Additonal manual jobs cause `REMOTE_ERROR` state for jobflow-remote jobs when submission maximum is reached

Matgenix / jobflow-remote

jobflow-remote is a Python package to run jobflow workflows on remote resources.

https://matgenix.github.io/jobflow-remote/

Other

25 stars 11 forks source link

Additonal manual jobs cause `REMOTE_ERROR` state for jobflow-remote jobs when submission maximum is reached #135

Open QuantumChemist opened 5 months ago

QuantumChemist commented 5 months ago

Hi 😀

we have a submission limit of 40 or 20 jobs (depending on the queue of our HPC cluster) and when I start some other additional VASP jobs manually, that leads to reaching that limit, the submission of the next jobs from the jobflow-remote queue fail and go into REMOTE_ERROR state. Therefore, I have to retry the jobs when I'm below the limit again, but then I cannot let the jobs run over night or over the weekend and have to constantly watch the workflow. I'm using the interactive branch.

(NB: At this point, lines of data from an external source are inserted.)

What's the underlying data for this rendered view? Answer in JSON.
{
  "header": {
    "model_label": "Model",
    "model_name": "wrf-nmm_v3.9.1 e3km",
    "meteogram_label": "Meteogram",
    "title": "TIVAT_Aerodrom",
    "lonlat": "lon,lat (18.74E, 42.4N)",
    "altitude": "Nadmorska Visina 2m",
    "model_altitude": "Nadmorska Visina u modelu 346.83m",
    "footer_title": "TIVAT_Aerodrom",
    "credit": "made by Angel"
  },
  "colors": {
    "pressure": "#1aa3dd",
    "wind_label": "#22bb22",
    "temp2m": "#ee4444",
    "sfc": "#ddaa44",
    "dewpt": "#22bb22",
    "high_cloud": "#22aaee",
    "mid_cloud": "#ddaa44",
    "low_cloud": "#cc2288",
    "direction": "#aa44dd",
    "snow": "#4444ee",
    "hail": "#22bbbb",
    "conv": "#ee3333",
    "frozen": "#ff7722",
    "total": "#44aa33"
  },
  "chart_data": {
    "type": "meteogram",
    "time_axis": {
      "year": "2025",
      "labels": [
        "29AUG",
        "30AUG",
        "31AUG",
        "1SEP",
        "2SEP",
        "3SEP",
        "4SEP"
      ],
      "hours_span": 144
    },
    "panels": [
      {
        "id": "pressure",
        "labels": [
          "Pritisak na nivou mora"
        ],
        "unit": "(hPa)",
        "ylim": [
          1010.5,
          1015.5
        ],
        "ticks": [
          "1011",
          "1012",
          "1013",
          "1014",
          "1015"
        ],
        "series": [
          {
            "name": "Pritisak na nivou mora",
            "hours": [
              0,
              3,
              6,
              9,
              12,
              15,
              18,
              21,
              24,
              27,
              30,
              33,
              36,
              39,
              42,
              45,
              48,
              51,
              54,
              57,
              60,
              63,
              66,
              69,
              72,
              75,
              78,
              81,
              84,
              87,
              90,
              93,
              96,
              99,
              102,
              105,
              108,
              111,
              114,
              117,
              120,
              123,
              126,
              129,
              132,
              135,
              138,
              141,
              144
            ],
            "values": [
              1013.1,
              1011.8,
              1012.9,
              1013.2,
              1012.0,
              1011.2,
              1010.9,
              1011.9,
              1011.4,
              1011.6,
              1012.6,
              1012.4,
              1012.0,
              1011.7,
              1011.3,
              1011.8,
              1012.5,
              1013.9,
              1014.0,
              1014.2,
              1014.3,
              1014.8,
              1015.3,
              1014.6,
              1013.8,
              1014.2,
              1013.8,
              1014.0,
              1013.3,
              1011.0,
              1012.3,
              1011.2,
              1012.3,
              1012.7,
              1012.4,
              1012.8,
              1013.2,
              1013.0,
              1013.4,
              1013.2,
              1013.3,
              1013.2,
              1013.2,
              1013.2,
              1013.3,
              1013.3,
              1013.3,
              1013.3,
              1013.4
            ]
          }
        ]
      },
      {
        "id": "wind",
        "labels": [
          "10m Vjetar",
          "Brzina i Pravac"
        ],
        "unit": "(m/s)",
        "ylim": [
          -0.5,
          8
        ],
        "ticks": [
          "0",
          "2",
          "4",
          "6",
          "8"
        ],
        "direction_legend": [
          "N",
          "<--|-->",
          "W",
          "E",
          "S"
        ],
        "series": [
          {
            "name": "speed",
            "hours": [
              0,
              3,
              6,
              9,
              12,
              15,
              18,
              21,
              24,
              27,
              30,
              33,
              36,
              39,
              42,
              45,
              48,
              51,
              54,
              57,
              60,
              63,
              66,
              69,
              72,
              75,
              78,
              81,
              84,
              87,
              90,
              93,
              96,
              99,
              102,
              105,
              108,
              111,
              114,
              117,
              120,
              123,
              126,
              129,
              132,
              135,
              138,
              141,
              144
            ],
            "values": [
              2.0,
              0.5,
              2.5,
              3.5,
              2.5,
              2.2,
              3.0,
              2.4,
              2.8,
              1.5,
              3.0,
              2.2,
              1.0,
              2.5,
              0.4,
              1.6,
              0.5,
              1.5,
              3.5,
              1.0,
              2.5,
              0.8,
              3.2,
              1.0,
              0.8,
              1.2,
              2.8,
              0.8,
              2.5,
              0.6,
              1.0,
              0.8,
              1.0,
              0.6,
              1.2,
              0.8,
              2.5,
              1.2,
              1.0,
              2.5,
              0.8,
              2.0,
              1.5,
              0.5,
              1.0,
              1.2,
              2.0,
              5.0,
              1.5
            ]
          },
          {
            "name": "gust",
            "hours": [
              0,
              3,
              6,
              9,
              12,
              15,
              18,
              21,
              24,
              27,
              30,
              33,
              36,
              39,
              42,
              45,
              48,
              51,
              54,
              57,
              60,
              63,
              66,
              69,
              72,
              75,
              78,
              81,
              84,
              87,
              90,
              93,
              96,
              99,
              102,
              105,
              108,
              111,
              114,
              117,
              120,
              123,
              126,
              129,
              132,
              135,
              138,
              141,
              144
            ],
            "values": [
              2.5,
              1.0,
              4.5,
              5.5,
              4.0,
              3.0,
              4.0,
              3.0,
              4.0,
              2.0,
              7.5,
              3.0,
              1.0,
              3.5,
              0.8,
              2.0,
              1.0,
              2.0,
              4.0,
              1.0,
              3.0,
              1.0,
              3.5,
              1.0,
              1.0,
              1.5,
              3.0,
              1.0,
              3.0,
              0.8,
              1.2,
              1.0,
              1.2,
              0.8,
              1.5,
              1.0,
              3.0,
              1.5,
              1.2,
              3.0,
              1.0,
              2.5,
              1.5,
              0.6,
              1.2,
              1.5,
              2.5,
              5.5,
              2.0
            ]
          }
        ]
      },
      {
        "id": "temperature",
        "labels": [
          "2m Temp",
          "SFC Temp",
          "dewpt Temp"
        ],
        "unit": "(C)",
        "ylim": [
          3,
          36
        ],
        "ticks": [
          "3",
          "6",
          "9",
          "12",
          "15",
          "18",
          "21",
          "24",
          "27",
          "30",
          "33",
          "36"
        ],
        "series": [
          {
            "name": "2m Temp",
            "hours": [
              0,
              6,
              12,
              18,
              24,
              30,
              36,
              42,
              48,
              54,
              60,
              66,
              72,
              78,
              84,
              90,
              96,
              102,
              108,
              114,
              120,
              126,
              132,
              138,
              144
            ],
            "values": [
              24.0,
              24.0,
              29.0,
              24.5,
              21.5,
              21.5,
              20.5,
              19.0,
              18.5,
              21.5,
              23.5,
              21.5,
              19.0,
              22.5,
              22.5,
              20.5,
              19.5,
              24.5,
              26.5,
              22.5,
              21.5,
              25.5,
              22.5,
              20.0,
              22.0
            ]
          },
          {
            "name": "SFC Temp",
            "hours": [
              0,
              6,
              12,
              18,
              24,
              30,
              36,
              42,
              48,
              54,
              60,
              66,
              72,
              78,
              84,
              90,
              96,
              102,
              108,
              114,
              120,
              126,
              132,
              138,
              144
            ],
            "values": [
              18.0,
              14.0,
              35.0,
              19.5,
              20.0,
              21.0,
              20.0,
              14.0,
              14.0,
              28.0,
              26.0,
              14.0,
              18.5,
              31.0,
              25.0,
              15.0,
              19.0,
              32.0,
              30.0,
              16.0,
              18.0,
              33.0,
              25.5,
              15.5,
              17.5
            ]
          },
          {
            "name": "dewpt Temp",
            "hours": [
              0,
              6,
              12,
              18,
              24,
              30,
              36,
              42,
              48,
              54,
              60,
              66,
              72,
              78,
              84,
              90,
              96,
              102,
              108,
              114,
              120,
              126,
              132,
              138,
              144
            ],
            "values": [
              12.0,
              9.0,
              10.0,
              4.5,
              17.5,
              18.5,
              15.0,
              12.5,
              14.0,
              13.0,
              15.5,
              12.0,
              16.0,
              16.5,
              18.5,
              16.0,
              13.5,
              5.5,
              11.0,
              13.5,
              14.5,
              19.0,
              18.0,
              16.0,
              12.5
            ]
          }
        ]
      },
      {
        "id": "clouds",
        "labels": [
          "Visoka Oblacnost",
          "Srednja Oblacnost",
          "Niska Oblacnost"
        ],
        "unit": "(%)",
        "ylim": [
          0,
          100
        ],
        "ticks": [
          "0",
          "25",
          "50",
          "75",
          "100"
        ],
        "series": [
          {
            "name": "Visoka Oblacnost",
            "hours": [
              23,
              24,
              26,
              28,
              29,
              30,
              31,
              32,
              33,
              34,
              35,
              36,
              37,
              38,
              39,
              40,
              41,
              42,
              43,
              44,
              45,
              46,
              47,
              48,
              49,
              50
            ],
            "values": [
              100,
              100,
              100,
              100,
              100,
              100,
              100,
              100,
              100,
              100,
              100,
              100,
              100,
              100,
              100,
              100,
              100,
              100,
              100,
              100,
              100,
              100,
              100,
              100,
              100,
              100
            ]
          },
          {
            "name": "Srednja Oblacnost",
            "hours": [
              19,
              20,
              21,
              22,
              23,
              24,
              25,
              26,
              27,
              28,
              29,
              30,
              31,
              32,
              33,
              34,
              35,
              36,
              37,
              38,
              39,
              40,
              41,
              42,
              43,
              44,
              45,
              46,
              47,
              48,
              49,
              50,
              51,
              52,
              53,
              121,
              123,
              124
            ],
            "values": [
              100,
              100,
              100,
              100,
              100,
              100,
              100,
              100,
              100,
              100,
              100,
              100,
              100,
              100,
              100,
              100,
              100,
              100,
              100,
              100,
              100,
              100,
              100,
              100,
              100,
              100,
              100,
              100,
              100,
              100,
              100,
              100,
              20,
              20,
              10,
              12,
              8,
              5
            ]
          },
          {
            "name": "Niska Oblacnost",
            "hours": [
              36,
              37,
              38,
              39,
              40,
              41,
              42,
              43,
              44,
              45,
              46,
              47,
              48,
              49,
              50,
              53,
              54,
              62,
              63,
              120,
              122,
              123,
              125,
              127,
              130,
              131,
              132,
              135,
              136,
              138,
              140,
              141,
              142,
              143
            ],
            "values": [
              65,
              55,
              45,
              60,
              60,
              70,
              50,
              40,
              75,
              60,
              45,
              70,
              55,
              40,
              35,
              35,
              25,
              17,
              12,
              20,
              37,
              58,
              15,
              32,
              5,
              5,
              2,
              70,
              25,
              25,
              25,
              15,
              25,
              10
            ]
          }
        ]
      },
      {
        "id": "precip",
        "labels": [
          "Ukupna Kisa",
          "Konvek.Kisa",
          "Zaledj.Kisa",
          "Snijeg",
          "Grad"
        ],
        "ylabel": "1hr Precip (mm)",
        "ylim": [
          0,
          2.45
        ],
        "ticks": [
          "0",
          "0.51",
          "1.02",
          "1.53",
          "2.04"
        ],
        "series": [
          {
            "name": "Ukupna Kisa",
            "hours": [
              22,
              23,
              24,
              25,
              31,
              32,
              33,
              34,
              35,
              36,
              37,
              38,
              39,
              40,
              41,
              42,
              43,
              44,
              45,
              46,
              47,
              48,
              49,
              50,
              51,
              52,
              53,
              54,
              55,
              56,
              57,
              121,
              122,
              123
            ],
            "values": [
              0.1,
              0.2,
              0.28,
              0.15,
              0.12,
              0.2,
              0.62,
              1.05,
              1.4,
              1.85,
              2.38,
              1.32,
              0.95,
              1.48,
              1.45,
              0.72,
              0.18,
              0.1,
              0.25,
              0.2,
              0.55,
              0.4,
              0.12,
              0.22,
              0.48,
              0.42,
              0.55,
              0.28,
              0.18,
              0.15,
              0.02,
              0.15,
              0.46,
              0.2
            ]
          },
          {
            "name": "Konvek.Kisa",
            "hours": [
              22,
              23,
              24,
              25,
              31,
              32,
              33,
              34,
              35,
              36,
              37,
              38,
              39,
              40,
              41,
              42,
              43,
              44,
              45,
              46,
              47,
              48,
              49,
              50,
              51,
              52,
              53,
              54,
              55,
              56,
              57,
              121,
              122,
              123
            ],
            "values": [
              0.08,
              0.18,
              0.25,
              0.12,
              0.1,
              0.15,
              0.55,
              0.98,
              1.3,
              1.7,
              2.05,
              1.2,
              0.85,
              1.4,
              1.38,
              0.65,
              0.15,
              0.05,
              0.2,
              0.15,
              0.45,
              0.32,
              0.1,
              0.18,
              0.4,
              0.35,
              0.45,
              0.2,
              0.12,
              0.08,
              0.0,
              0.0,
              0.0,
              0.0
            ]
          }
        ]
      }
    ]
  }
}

Do you have an idea how to solve this problem? I temporary solved it by using a bash line that is retrying all jobs with REMOTE_ERROR state every few hours, but it's not really a desirable solution. Did you ever face a similar issue?

QuantumChemist commented 5 months ago

I have no example at hand now but the error I retrieved via jf job info id is something along the lines of "submission limit reached"

gpetretto commented 5 months ago

Hi, I am not sure if this will solve your issue, but it is possible to set a maximum number of jobs submitted to a worker: https://matgenix.github.io/jobflow-remote/user/advancedoptions.html#limiting-the-number-of-submitted-jobs. However this will only keep track of the jobs submitted by jobflow and will not take into account those submitted manually. Would this help or would you need something that keeps track of the total number of jobs in the cluster instead?

QuantumChemist commented 5 months ago

Hi, I am not sure if this will solve your issue, but it is possible to set a maximum number of jobs submitted to a worker: https://matgenix.github.io/jobflow-remote/user/advancedoptions.html#limiting-the-number-of-submitted-jobs. However this will only keep track of the jobs submitted by jobflow and will not take into account those submitted manually. Would this help or would you need something that keeps track of the total number of jobs in the cluster instead?

Hi! I have set this max number of jobs already, because I have way more jobs than the limit. Unfortunately it doesn't help, so I would really appreciate it if there would be a way to keep track of all the jobs in the cluster (and a certain queue).

gpetretto commented 4 months ago

I see. Indeed I had the doubt this could be the case. Unfortunately at the moment there is no way of enforcing such constraint. One of the issues is that there is not a strict link between a worker and the resources used by each job. At the moment the implementation relies on informations that are all known from jobflow-remote's runner or DB. The implementation will thus imply adding some ad hoc configuration parameter and rely on the user assigning jobs to the proper worker. I will think about the best way of adding this feature.

QuantumChemist commented 4 months ago

Oh I see. This sounds indeed not so easy to implement. I can maybe get it working by playing around with the RunnerOption like step_attempts and get_delta_retry etc.